A wide array of first-of-a-kind thermal projects are close to home in the Mid-Atlantic.  Somax Circular Solutions  (hydrothermal carbonization) is under construction in Pottstown, PA.  Bioforcetech (biodrying and pyrolysis) is under construction at Ephrata Borough.  Ecoremedy completed a gasifier demonstration in Morrisville, PA, and moved its equipment to the state of Washington.  Aries Clean Technologies remains hopeful it will be soon completing its gasifier at the Linden-Roselle WRRF in New Jersey.  EarthCare is developing a merchant gasifier in Bethel, PA, fed by animal rendering wastes as well as WRRF solids.  Biowaste Pyrolysis Systems is in a shake out period for its Schenectady (NY) installation. On the West Coast U.S., 374Water is underway with a project in Orange County, CA, and Genifuel has a hydrothermal liquefaction demonstration facility at Metro Vancouver, BC.  Should any one or more of these ventures prove successful, a transformative circular economy technology will likely be embraced by WRRFs nationwide, and especially in the mid-Atlantic.
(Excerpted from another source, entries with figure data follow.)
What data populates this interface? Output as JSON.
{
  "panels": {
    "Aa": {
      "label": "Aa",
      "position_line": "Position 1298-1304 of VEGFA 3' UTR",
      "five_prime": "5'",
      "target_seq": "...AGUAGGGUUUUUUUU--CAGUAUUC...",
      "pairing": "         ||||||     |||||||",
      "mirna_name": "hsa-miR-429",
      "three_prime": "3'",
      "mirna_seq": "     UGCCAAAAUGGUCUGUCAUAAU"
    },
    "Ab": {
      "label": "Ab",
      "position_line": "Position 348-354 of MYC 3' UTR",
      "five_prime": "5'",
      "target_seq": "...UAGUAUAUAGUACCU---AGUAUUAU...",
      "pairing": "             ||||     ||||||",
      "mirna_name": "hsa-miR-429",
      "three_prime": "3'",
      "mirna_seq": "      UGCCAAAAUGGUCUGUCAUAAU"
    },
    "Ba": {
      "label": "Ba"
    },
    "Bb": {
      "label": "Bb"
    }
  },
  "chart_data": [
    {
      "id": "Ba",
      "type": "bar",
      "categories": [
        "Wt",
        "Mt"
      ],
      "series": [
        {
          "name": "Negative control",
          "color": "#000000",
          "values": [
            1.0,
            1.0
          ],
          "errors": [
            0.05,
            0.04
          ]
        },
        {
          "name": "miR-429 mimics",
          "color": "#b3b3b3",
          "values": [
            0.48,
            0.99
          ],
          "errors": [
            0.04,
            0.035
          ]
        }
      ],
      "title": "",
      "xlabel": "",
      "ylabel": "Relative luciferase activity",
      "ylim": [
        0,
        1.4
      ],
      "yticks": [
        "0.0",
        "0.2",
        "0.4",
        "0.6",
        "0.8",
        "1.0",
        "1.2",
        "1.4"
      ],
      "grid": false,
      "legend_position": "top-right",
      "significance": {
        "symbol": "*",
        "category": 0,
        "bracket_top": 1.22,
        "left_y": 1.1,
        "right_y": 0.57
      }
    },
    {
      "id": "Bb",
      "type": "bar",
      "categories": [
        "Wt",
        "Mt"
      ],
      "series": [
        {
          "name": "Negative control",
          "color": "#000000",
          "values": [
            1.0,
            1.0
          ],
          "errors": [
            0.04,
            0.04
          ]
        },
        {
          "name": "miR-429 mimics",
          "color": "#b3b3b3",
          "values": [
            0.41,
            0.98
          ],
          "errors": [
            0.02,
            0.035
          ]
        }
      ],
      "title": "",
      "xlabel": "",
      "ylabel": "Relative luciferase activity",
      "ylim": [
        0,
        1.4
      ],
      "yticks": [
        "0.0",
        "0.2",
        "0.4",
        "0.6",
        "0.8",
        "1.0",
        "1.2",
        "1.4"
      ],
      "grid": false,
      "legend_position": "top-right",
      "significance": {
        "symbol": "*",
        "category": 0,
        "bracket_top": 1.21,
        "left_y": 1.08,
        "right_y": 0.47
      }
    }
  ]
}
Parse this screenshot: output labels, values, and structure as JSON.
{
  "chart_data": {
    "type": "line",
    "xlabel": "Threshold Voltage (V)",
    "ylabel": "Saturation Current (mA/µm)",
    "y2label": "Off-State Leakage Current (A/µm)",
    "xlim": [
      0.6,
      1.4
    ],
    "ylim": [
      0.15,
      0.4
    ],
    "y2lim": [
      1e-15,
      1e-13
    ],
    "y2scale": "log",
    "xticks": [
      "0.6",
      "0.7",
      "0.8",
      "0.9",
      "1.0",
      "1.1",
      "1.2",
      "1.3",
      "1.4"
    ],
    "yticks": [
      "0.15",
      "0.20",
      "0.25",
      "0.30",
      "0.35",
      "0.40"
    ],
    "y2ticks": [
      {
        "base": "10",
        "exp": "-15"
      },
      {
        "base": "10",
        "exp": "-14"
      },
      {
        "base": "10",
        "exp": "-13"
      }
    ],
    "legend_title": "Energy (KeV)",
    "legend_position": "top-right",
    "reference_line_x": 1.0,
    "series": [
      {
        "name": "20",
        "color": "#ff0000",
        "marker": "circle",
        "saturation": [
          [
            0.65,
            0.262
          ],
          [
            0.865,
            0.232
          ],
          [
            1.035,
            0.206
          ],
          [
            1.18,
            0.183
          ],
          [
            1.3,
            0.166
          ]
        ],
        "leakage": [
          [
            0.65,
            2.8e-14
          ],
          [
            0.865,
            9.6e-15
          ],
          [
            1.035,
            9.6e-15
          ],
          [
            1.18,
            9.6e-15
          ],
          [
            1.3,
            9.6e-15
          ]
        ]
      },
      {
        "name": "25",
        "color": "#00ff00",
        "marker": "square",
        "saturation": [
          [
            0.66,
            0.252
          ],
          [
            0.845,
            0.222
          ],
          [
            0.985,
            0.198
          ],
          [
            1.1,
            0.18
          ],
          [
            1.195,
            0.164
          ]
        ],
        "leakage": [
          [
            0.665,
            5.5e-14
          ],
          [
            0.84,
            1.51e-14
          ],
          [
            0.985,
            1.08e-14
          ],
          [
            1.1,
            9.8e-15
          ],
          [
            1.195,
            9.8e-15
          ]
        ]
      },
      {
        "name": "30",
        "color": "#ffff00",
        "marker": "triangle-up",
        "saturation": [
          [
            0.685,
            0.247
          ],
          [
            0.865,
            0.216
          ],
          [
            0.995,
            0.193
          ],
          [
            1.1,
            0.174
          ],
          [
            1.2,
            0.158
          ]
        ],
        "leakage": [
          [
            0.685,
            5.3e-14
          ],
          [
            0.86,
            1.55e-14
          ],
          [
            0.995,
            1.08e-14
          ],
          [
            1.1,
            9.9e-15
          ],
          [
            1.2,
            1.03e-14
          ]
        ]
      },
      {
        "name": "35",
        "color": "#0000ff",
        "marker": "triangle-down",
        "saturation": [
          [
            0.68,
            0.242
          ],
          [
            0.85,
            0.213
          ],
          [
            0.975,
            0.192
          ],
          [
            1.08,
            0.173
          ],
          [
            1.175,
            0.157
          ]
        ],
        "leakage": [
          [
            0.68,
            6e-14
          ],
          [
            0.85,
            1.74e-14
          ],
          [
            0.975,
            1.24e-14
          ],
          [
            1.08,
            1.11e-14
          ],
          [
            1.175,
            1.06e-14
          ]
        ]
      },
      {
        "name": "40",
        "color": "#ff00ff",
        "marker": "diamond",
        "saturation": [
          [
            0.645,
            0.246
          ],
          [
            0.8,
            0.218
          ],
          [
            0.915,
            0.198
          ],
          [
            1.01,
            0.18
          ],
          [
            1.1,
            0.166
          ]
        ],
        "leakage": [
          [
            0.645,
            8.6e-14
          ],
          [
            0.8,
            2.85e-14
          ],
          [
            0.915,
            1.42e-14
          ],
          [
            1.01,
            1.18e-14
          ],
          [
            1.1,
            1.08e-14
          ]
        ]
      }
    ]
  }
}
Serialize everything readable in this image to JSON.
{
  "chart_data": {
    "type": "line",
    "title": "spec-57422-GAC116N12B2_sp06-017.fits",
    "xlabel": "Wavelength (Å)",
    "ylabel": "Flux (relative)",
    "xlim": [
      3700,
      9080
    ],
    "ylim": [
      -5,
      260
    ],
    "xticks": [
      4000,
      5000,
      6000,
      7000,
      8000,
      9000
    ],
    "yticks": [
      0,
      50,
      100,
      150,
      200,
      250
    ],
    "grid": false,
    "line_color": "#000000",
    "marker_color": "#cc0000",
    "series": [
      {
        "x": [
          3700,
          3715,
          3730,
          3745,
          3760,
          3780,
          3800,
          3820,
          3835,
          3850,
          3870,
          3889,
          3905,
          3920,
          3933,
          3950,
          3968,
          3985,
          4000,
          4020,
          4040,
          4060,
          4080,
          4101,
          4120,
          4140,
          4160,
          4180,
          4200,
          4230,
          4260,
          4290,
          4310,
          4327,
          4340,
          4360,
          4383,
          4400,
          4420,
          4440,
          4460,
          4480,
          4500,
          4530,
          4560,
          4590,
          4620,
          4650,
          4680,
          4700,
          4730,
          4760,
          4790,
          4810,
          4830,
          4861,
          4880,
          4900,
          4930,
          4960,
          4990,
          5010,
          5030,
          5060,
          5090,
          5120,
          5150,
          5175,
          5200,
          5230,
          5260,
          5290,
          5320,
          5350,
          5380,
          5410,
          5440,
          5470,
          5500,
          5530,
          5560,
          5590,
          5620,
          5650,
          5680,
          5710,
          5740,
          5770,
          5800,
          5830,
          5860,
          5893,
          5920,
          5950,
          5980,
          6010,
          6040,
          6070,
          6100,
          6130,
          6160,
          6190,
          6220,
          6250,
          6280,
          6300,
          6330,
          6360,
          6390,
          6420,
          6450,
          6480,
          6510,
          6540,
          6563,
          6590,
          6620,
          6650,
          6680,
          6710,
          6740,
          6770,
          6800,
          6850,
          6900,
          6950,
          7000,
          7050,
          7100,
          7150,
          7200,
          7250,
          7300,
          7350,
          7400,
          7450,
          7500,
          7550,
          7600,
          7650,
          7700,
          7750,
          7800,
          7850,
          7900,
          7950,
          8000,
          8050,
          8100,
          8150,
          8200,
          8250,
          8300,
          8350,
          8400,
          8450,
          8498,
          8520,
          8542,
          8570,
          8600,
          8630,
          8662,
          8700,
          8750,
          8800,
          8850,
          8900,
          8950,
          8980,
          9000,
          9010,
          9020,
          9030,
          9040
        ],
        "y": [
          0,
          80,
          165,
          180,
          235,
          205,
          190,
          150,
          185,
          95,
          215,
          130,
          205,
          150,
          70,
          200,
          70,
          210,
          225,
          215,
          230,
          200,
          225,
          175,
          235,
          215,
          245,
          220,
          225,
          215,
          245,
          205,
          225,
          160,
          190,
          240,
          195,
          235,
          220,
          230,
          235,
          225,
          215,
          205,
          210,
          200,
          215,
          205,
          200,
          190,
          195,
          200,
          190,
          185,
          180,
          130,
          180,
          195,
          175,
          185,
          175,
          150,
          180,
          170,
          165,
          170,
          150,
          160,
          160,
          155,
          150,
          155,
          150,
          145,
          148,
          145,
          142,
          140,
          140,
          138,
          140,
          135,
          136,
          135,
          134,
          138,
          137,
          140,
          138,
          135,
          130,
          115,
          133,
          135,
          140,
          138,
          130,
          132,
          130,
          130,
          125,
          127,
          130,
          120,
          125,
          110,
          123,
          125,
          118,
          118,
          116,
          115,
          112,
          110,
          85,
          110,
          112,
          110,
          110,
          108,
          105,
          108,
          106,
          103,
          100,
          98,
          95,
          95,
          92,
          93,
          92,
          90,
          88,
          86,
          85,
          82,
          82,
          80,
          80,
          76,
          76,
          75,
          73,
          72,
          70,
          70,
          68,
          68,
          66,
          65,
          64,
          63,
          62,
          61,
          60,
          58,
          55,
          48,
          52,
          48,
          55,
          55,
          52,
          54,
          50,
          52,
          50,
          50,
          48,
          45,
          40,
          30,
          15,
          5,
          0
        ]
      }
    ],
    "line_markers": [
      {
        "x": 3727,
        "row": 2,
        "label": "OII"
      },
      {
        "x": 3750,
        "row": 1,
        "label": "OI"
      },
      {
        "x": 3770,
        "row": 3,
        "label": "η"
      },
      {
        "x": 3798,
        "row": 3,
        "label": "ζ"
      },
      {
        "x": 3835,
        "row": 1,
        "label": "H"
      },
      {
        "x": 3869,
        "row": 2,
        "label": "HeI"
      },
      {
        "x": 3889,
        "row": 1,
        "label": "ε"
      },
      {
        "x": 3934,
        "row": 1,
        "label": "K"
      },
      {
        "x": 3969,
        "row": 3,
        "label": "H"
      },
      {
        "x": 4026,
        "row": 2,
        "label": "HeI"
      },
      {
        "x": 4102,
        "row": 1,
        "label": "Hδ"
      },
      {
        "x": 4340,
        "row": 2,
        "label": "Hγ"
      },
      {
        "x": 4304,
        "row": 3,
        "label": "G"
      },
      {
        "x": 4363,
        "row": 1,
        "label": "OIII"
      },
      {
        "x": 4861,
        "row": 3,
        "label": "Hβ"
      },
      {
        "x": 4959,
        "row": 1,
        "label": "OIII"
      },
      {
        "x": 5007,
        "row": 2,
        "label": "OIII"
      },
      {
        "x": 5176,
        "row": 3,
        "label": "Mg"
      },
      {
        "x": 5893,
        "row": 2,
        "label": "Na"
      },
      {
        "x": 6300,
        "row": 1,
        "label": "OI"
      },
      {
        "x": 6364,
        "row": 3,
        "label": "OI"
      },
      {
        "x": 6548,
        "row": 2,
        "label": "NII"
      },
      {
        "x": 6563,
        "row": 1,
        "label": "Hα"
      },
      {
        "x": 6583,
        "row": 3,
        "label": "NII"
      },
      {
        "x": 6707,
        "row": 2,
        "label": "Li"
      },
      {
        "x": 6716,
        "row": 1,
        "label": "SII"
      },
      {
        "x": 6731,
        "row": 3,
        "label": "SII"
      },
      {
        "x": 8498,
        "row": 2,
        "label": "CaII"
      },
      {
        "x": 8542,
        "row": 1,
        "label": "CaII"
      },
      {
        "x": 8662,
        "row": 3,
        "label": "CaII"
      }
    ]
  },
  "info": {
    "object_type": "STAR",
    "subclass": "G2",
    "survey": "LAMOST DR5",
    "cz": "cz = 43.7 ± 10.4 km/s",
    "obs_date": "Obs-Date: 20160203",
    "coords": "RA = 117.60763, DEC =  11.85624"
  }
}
The key to altering humanity’s course on climate change and greenhouse gas emissions is to win the broad collaboration of the public and business enterprises (A public information campaign on the climate crisis is urgently needed).   Jonathan Safran Foer, the author of We Are The Weather, quips that “the planetary crisis hasn’t proved a good story. It not only fails to convert us, it fails to interest us.”  We practitioners in biosolids management have the same dilemma: wastewater, like climate change, is an aspect of daily experience in which all humans participate, but about which no one really wants to be reminded.  Communication specialists have suggested that the problem needs to be discussed in small pieces, with a local angle, with an invitation to participate, and with a message connecting to the big picture (SUFFICIENCY ECONOMY Envisioning a prosperous descent).  In that regard, social media posts are very popular for #compost, #urbanfarming, and #cleanwater, but not for #biosolids.

Biosolids goes beyond the circular economy when it connects to local projects that make a difference today for people where they live. Yes, biosolids are meaningful in the very large global view of climate change when they decrease fossil fuel use, mitigate greenhouse gases, and sequester carbon. Yet our role may be more immediate and imaginable.  Biosolids soil products can be offered to communities as a “circular economy” tool for planting tree-covered heat islands, installing rain gardens for managing extreme storms, upgrading urban soils to effects of drought and building soils for sustainable local food production.  Biosolids is THE manifestation of the “circular economy” at work today in many communities.  We need to celebrate and tell this as our primary message of biosolids management.